Mulai akhir-akhir ini aku galakkan untuk menggunakan dua buah buku untuk pelajaran Matematika dan Bahasa Indonesia. Sebelumnya memang aku sudah meminta pada para muridku untuk memisahkan antara buku latihan dan PR, tetapi baru kali ini aku tegaskan untuk itu. Beberapa anak memang masih menggabungkan antara keduanya, tapi sekarang kutaktik, latihan dikumpulkan dan 'ditahan' beberapa hari sehingga mereka terpaksa harus menyediakan buku baru buat mengerjakan PR. Lumayan jitu ternyata, sekarang terpaksa mereka memisahkan buku untuk latihan dan PR itu.
Pekerjaan Rumah sebetulnya diberikan untuk memantapkan materi yang telah diterima di sekolah. Di rumah, siswa mengerjakan latihan lagi materi yang telah diberikan pada hari sebelumnya. Dengan demikian siswa akan mantap dalam materi pelajaran yang bersangkutan. Mulia sekali ya. Iya tujuannnya. Tapi pelaksanaannya? Hm.. butuh perjuangan keras.

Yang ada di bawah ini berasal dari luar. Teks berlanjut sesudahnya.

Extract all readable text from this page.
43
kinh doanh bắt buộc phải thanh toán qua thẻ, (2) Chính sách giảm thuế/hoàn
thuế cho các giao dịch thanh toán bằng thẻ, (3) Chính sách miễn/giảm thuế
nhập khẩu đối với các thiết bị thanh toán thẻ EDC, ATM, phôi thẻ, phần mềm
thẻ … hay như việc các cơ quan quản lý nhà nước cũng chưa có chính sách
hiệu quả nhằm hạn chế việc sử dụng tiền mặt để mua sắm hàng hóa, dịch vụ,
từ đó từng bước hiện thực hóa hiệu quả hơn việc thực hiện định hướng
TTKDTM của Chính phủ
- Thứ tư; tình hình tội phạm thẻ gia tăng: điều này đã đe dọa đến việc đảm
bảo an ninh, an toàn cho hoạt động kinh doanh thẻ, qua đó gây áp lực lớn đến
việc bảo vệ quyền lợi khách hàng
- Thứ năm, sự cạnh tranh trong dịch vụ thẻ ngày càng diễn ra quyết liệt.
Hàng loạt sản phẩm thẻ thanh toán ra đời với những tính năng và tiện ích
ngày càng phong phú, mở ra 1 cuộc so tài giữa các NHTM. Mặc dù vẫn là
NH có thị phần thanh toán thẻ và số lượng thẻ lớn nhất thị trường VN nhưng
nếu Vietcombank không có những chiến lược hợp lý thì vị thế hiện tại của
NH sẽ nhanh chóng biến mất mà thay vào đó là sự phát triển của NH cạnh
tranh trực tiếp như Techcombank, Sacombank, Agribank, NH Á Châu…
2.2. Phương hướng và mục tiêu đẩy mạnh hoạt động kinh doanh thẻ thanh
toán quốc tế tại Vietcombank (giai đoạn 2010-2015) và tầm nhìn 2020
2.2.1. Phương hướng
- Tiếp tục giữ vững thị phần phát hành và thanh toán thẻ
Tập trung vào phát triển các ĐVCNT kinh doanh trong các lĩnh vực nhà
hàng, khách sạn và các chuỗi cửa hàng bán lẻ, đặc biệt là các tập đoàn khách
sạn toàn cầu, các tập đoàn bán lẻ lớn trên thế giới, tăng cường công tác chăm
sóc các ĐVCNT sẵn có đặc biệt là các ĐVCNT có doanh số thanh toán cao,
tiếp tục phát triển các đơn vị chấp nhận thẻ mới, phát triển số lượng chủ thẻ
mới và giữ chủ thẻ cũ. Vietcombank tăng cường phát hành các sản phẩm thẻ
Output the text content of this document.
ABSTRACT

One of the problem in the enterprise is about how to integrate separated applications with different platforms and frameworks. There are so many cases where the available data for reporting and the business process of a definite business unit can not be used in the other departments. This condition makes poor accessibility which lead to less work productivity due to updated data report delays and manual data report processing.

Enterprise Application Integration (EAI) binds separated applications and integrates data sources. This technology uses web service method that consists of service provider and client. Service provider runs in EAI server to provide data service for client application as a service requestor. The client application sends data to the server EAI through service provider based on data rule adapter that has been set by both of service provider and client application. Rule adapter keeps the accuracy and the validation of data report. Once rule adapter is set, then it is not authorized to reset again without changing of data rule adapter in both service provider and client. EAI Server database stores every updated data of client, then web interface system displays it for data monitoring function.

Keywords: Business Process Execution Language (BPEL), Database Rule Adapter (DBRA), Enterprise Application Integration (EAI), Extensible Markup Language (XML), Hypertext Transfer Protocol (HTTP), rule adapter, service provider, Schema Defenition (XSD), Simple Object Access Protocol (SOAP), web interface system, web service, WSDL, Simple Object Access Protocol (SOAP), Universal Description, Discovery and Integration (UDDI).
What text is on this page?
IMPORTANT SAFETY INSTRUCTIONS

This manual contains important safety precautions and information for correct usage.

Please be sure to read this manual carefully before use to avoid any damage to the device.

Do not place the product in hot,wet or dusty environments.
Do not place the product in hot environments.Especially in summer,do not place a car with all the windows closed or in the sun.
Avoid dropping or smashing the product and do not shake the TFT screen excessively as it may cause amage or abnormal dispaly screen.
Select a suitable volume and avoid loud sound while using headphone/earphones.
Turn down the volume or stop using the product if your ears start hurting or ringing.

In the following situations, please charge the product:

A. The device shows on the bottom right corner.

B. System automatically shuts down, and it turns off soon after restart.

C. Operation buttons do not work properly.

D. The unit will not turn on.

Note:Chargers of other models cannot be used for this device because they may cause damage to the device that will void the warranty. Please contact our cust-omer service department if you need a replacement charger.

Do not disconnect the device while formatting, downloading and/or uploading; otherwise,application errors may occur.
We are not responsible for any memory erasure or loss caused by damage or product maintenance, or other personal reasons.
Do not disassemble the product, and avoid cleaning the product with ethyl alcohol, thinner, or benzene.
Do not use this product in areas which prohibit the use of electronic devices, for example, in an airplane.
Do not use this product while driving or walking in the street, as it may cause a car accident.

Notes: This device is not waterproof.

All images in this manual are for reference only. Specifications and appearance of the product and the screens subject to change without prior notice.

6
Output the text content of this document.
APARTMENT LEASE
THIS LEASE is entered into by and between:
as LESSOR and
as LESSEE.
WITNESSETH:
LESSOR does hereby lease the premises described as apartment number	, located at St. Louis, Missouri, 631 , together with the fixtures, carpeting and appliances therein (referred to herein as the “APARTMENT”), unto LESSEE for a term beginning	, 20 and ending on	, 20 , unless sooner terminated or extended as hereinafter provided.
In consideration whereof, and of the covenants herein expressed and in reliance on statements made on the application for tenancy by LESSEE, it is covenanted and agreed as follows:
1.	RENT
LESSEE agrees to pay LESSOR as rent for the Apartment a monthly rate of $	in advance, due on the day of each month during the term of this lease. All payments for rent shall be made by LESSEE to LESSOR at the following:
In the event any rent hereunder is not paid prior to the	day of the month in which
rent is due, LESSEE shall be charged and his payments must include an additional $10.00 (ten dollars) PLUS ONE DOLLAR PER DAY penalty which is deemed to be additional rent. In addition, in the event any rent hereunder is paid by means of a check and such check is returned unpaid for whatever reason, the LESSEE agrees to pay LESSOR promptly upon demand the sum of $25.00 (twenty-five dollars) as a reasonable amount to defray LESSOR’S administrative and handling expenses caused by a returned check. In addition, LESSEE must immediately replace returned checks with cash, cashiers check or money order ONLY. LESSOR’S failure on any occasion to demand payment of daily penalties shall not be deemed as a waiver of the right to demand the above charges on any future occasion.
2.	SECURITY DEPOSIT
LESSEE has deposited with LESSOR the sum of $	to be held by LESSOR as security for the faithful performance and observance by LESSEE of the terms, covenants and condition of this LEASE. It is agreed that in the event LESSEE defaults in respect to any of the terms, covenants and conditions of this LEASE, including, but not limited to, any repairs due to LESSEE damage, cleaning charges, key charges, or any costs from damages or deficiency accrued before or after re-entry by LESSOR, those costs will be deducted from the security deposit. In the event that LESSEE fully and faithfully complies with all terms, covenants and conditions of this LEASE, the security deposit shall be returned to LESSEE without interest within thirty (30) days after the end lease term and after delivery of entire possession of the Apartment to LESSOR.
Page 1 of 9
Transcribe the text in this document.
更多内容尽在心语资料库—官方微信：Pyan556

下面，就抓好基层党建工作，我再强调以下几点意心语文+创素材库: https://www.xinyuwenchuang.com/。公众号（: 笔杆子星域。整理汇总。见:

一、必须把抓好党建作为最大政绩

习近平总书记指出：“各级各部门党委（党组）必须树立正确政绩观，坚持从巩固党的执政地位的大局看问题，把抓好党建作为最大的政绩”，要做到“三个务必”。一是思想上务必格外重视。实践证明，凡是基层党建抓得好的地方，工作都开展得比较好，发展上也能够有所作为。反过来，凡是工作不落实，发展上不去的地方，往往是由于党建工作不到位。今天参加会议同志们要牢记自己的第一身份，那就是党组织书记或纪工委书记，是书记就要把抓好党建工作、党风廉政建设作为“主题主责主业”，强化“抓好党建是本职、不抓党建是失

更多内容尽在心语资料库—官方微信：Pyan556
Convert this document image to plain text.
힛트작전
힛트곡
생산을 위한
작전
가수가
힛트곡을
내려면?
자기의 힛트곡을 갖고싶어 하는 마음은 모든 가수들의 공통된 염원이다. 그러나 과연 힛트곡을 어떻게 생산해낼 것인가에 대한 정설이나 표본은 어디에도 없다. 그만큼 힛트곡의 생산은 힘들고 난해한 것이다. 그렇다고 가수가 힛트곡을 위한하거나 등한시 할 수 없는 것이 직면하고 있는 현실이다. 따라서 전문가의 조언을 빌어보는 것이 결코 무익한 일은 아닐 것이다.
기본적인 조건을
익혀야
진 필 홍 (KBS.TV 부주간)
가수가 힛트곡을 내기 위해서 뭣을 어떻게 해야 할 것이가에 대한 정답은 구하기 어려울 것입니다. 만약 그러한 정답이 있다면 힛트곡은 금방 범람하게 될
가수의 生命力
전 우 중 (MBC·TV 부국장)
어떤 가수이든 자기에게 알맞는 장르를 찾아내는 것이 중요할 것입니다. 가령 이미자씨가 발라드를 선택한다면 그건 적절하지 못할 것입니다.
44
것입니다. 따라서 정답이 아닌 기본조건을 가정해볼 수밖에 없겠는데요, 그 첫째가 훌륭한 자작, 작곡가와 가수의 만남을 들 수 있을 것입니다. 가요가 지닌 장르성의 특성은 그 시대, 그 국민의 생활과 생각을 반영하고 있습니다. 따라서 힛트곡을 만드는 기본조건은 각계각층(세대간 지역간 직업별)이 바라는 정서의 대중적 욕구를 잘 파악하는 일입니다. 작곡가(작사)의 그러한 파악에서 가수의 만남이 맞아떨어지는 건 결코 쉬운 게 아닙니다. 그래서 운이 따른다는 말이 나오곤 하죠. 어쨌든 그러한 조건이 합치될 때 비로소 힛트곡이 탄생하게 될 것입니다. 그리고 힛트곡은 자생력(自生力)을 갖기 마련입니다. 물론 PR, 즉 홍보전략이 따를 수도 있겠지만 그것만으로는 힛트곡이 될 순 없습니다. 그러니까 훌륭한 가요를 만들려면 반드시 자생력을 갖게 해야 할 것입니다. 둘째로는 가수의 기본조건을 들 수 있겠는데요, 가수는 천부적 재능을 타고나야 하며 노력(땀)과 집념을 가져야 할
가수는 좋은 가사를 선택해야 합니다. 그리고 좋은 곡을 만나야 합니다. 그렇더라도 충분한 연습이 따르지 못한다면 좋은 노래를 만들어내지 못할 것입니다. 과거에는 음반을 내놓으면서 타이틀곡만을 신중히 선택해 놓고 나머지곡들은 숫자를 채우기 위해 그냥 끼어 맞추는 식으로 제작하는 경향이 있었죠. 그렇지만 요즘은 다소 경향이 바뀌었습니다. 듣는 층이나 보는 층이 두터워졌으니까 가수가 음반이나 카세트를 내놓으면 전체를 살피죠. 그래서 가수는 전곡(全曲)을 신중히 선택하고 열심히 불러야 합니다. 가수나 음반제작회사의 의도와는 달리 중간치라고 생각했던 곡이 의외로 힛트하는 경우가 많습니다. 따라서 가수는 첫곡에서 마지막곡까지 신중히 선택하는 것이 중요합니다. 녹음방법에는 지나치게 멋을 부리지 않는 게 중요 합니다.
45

Kenapa? Masih banyak ditemukan tulisan yang bukan tulisan anak di buku PR mereka. Sebagai guru, kami sudah biasa menghadapi banyak macam tulisan. Dan tulisan orang tua tentulah berbeda dengan tulisan anak. Tulisan orang tua datang ke sekolah dalam bentuk surat ijin kalau anak mereka berhalangan hadir di kelas. Tulisan anak .. ya itu yang biasa dihadapi di kelas. Sehingga jika guru menghadapi tulisan orang tua di sela-sela tulisan anak pastilah akan segera diketahui.
Hal yang mengherankan adalah mungkin disangka orang tua guru tidak akan menyadarinya. Tentu saja mereka salah. Akibatnya guru jadi marah pada siswa yang bersangkutan, atau menghukumnya. Tapi hal ini tidak membuat mereka jera. Lagi.. lagi.. dan lagi.. Cape deeh.. Plis dong para ortu, kalau mau membantu anak tersayang tolong cari cara lain. Menuliskan PR mereka cuma akan membuat anak manja dan tidak mandiri. Memangnya mau sampai tua anak tergantung terus pada orang tua? Terus, apa tega anaknya dimarahin terus sama gurunya gara-gara kenakalan orang tua? Bantulah anak supaya cepat mandiri, tidak tergantung pada orang tua.